5G has been the Next Mega Thing for more than five years, and telcos and other major tech providers have already spent billions preparing for it. But how big a deal is 5G? And as with any massive innovation, how should investors play it? Bet on established tech behemoths? Search for hot newcomers? Or a bit of both?
1. Thompson is VP, product strategy, at Evolve ETFs, launched in 2017, which aims to profit from big innovation trends and offer some some safety through diversification. Evolve manages about $3 billion, and 5G is one of eight equally weighted themes in its Innovation Index ETF. Even so, consumers likely “won’t notice a tonne of differences from 5G right away,” she says.
2. The headlines are somewhat true, Thompson says: China is ahead of North America in deploying 5G. But the U.S. is close behind. “Most American cities have access to 5G,” she says.

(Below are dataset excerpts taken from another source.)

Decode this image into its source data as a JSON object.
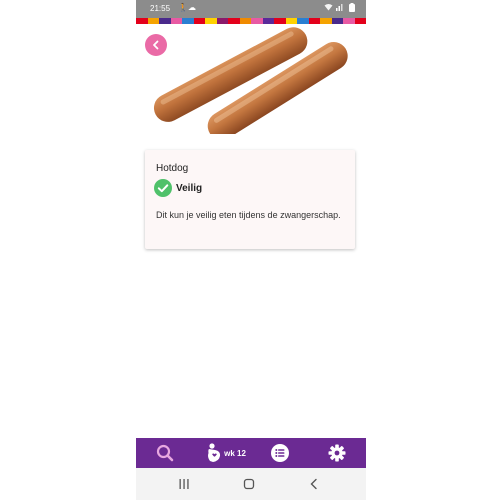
{
  "status_bar": {
    "time": "21:55",
    "icons": [
      "walking-icon",
      "cloud-icon",
      "wifi-icon",
      "signal-icon",
      "battery-icon"
    ]
  },
  "brand_stripe_colors": [
    "#e3001b",
    "#f5a300",
    "#4a2a8c",
    "#e85aa3",
    "#2a7fd2",
    "#e3001b",
    "#ffd200",
    "#8b1a6b",
    "#e3001b",
    "#f08a00",
    "#e85aa3",
    "#5a2a9a",
    "#e3001b",
    "#ffd200",
    "#2a7fd2",
    "#e3001b",
    "#f5a300",
    "#4a2a8c",
    "#e85aa3",
    "#e3001b"
  ],
  "header": {
    "image": "hotdog-sausages-image",
    "back_icon": "chevron-left-icon"
  },
  "card": {
    "title": "Hotdog",
    "status_icon": "checkmark-icon",
    "status_label": "Veilig",
    "description": "Dit kun je veilig eten tijdens de zwangerschap."
  },
  "bottom_nav": {
    "search_icon": "search-icon",
    "week_icon": "pregnant-belly-icon",
    "week_label": "wk 12",
    "list_icon": "list-icon",
    "settings_icon": "gear-icon"
  },
  "system_nav": {
    "recents": "recents-icon",
    "home": "home-icon",
    "back": "back-icon"
  },
  "colors": {
    "accent_pink": "#ea6aa6",
    "nav_purple": "#6b2a93",
    "safe_green": "#4fc16a",
    "card_bg": "#fdf7f7"
  }
}
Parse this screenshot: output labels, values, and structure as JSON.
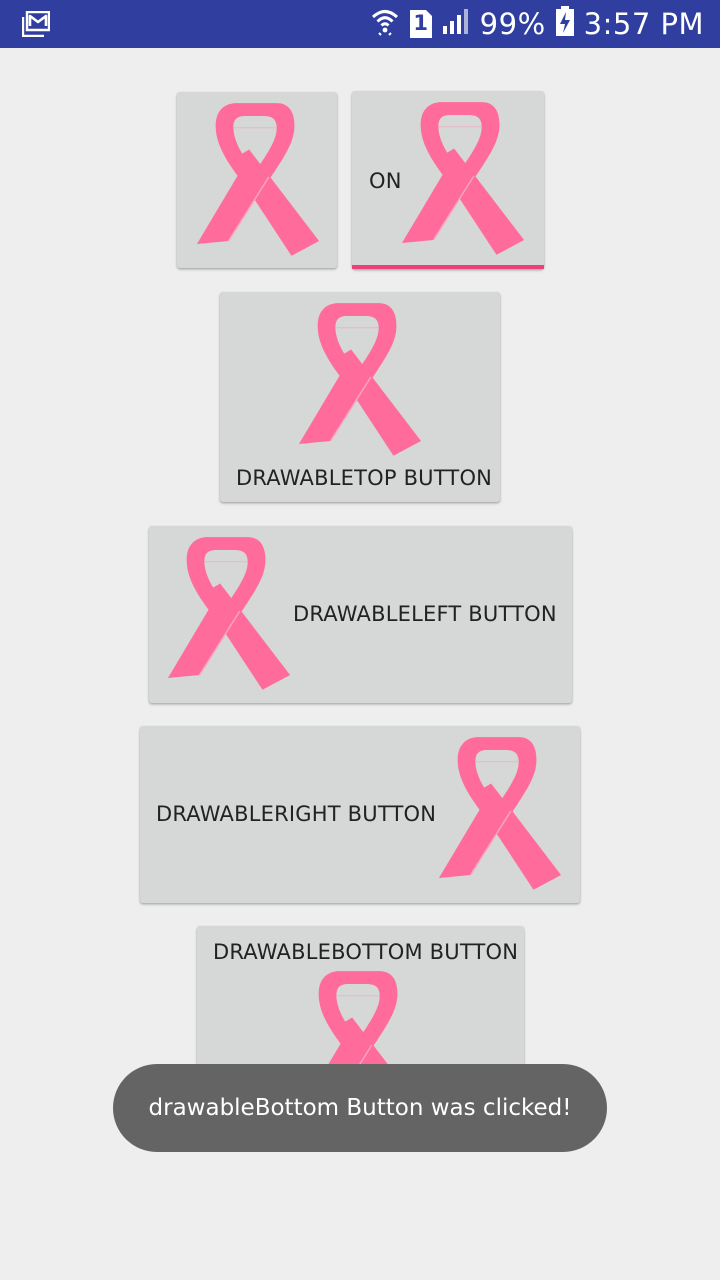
{
  "status_bar": {
    "sim_slot": "1",
    "battery": "99%",
    "time": "3:57 PM",
    "bg_color": "#303f9f"
  },
  "buttons": {
    "image_button": {
      "icon": "pink-ribbon-icon"
    },
    "toggle_button": {
      "label": "ON",
      "icon": "pink-ribbon-icon",
      "accent": "#ec407a"
    },
    "drawable_top": {
      "label": "DRAWABLETOP BUTTON",
      "icon": "pink-ribbon-icon"
    },
    "drawable_left": {
      "label": "DRAWABLELEFT BUTTON",
      "icon": "pink-ribbon-icon"
    },
    "drawable_right": {
      "label": "DRAWABLERIGHT BUTTON",
      "icon": "pink-ribbon-icon"
    },
    "drawable_bottom": {
      "label": "DRAWABLEBOTTOM BUTTON",
      "icon": "pink-ribbon-icon"
    }
  },
  "toast": {
    "message": "drawableBottom Button was clicked!"
  },
  "colors": {
    "ribbon": "#ff6b9b",
    "button_bg": "#d6d7d7",
    "background": "#eeeeee"
  }
}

And some individual companies, such as T-Mobile, have jumped ahead of rivals. That means North American investors can deploy money at home and don’t have to invest in Chinese companies.
3. Almost every sector will benefit. They include health care (monitoring patients at home in real time and sharing data through entire medical systems), retail (using augmented and virtual reality to better fulfill customer demand), automotive and entertainment. “Data is our most precious resource now, and 5G lets us transmit it faster than ever before,” Thompson says.
4. A key tech question still applies: What will Apple do? Thompson says 3G came onstream in the early 2000s, “but no one really knew what do to with it” until the iPhone arrived in 2007. Waves of new apps followed. She also likes a Henry Ford analogy: “If you asked people back then what they wanted, it would have been a faster horse, not a car.” Many new uses may not exist yet.
5. Investing in new tech is risky, and a long-term perspective is essential. The Innovation Index ETF has 42 holdings, but four are other Evolve funds that focus on themes such as the cloud and e-gaming. Investors get exposure to about 230 companies—a lot of diversification for a $65-million fund. Still, it’s down about 30% this year, versus 32% for the Nasdaq Composite Index.